I don't live on a farm (but wish I did), but we live next door to my parents, too.

post #35 of 527

Too funny 1babysmom and Bailey!  We are 1/4 mile by road, or 1/2 mile if we take the safer walk through the woods.  

 

bmcneal: Oh, I was picturing your parents living farther away.  Perhaps we should start a support group for those who have family in such close proximity.  There are advantages, but some days it is just too much.orngtongue.gif 

post #36 of 527
Quote:
Originally Posted by Cali2SC View Post

Perhaps we should start a support group for those who have family in such close proximity.  There are advantages, but some days it is just too much.orngtongue.gif 


yeahthat.gif  !!! I live across town (like 8 whole minutes!) from both my parents AND my DH's parents...sometimes it's awesome, and sometimes it's just...NOT. :P

post #37 of 527
I live 1,800 miles away from my parents. And even further from my in-laws (not that I'm complaining about the latter)!
post #38 of 527
Quote:
Originally Posted by omphaloskepsis View Post

yeahthat.gif   !!! I live across town (like 8 whole minutes!) from both my parents AND my DH's parents...sometimes it's awesome, and sometimes it's just...NOT. :P

Similar here....besides being on the same property as my IL's, my ENTIRE family lives 15-45 minutes from us. Parents, silings, grandparents, aunts, uncles, some cousins, etc. It is totally a blessing to know my kids are growing up knowing all these people so well. There are certainly some frustrating times but overall I love it and wouldn't change a thing! smile.gif
post #39 of 527

We lived near DH's family for one year. It was all we could stand it.  The free baby sitting was nice but they wanted dd ALL. THE. TIME. and they expected to have input (read: their way) in her upbringing.  If they could not treat us as if we know nothing about children and life, it would help.  I'm at the point now though that with the baby, I intend to ask at the first criticism:  How many babies have you had?  2?  Well this is my fourth.

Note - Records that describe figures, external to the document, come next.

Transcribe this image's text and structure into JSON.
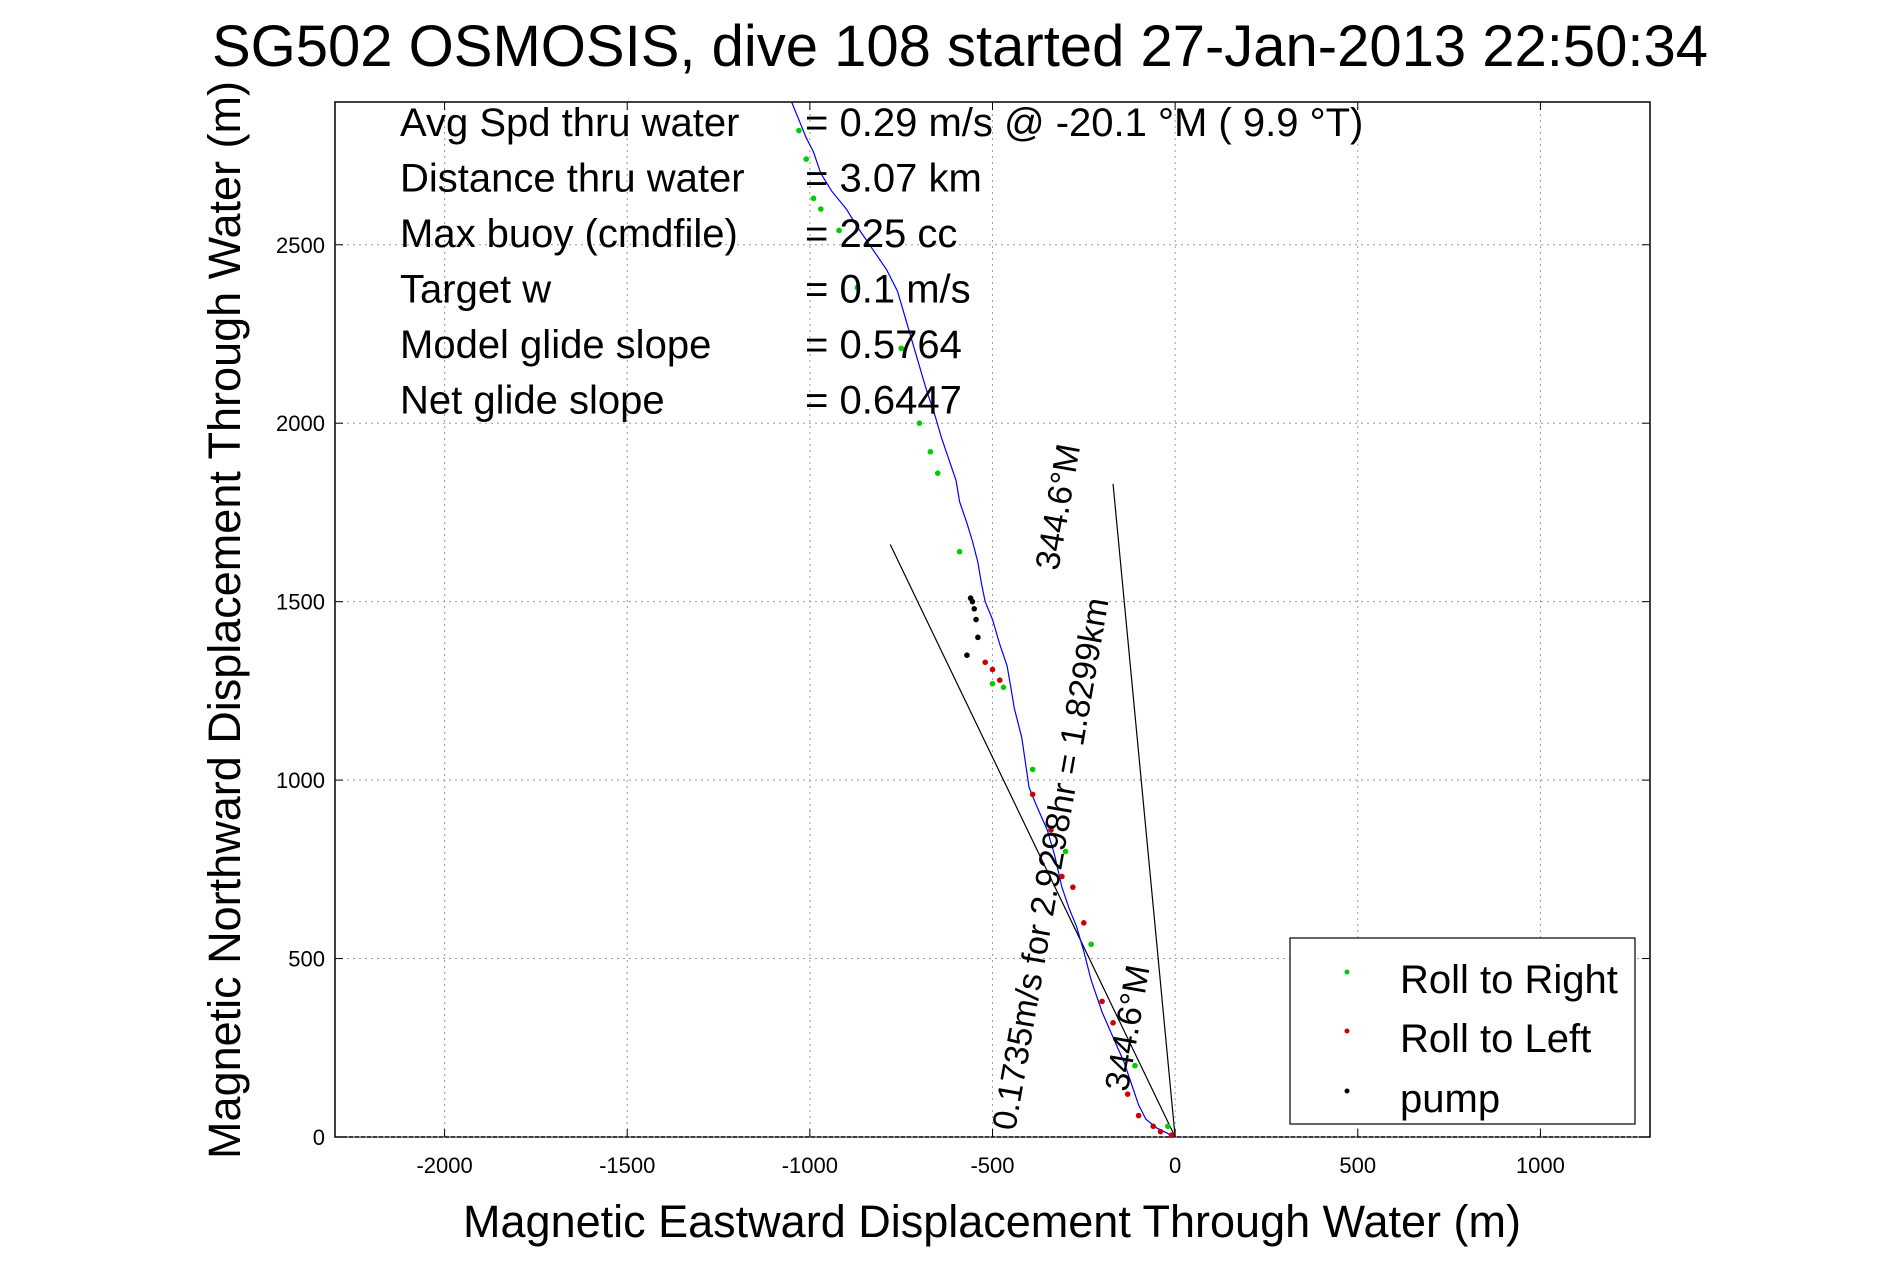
{
  "chart_data": {
    "type": "scatter",
    "title": "SG502 OSMOSIS, dive 108 started 27-Jan-2013 22:50:34",
    "xlabel": "Magnetic Eastward Displacement Through Water (m)",
    "ylabel": "Magnetic Northward Displacement Through Water (m)",
    "xlim": [
      -2300,
      1300
    ],
    "ylim": [
      0,
      2900
    ],
    "xticks": [
      -2000,
      -1500,
      -1000,
      -500,
      0,
      500,
      1000
    ],
    "yticks": [
      0,
      500,
      1000,
      1500,
      2000,
      2500
    ],
    "grid": true,
    "legend_position": "bottom-right",
    "stats": [
      {
        "label": "Avg Spd thru water",
        "value": "=  0.29 m/s @ -20.1 °M (  9.9 °T)"
      },
      {
        "label": "Distance thru water",
        "value": "=  3.07 km"
      },
      {
        "label": "Max buoy (cmdfile)",
        "value": "= 225 cc"
      },
      {
        "label": "Target w",
        "value": "= 0.1 m/s"
      },
      {
        "label": "Model glide slope",
        "value": "= 0.5764"
      },
      {
        "label": "Net glide slope",
        "value": "= 0.6447"
      }
    ],
    "track": {
      "color": "#0000ff",
      "x": [
        0,
        -20,
        -50,
        -80,
        -100,
        -120,
        -140,
        -170,
        -200,
        -230,
        -250,
        -270,
        -290,
        -310,
        -330,
        -350,
        -380,
        -400,
        -410,
        -420,
        -440,
        -450,
        -460,
        -480,
        -500,
        -520,
        -530,
        -540,
        -555,
        -570,
        -590,
        -600,
        -620,
        -640,
        -660,
        -680,
        -700,
        -720,
        -740,
        -760,
        -790,
        -830,
        -870,
        -900,
        -940,
        -970,
        -990,
        -1010,
        -1030,
        -1050
      ],
      "y": [
        0,
        10,
        25,
        50,
        90,
        150,
        210,
        280,
        350,
        440,
        520,
        590,
        640,
        700,
        790,
        860,
        930,
        980,
        1050,
        1120,
        1200,
        1260,
        1320,
        1380,
        1450,
        1500,
        1550,
        1610,
        1670,
        1720,
        1780,
        1840,
        1900,
        1960,
        2030,
        2090,
        2160,
        2230,
        2300,
        2370,
        2430,
        2490,
        2550,
        2600,
        2650,
        2700,
        2760,
        2800,
        2850,
        2900
      ]
    },
    "series": [
      {
        "name": "Roll to Right",
        "color": "#00cc00",
        "x": [
          -20,
          -110,
          -230,
          -300,
          -390,
          -470,
          -500,
          -590,
          -650,
          -670,
          -700,
          -750,
          -870,
          -920,
          -970,
          -990,
          -1010,
          -1030
        ],
        "y": [
          30,
          200,
          540,
          800,
          1030,
          1260,
          1270,
          1640,
          1860,
          1920,
          2000,
          2210,
          2380,
          2540,
          2600,
          2630,
          2740,
          2820
        ]
      },
      {
        "name": "Roll to Left",
        "color": "#cc0000",
        "x": [
          -10,
          -40,
          -60,
          -100,
          -130,
          -170,
          -200,
          -250,
          -280,
          -310,
          -340,
          -390,
          -480,
          -500,
          -520
        ],
        "y": [
          5,
          15,
          30,
          60,
          120,
          320,
          380,
          600,
          700,
          730,
          860,
          960,
          1280,
          1310,
          1330
        ]
      },
      {
        "name": "pump",
        "color": "#000000",
        "x": [
          -540,
          -545,
          -550,
          -555,
          -560,
          -570
        ],
        "y": [
          1400,
          1450,
          1480,
          1500,
          1510,
          1350
        ]
      }
    ],
    "current_lines": [
      {
        "x": [
          0,
          -780
        ],
        "y": [
          0,
          1660
        ]
      },
      {
        "x": [
          0,
          -170
        ],
        "y": [
          0,
          1830
        ]
      }
    ],
    "annotations": [
      {
        "text": "0.1735m/s for 2.9298hr = 1.8299km",
        "x": -310,
        "y": 760,
        "rotation": -80
      },
      {
        "text": "344.6°M",
        "x": -100,
        "y": 300,
        "rotation": -80
      },
      {
        "text": "344.6°M",
        "x": -290,
        "y": 1760,
        "rotation": -80
      }
    ]
  }
}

I think my experience with babies might outweigh yours at this point.  My mom vows to keep her mouth shut though LOL :D

post #40 of 527

My MIL lives 45 minutes away and I feel that's way too damn close hahahaROTFLMAO.gif

Bmcneal: Is there any way to kind of...plan it for your mom if you notice she's failing to put it together and just give her the hosting credit(if you have etiquette snobs in your social circle, that is)? That way the people planning on attending didn't switch plans around for nothing, you get your baby shower, and mom stays happy?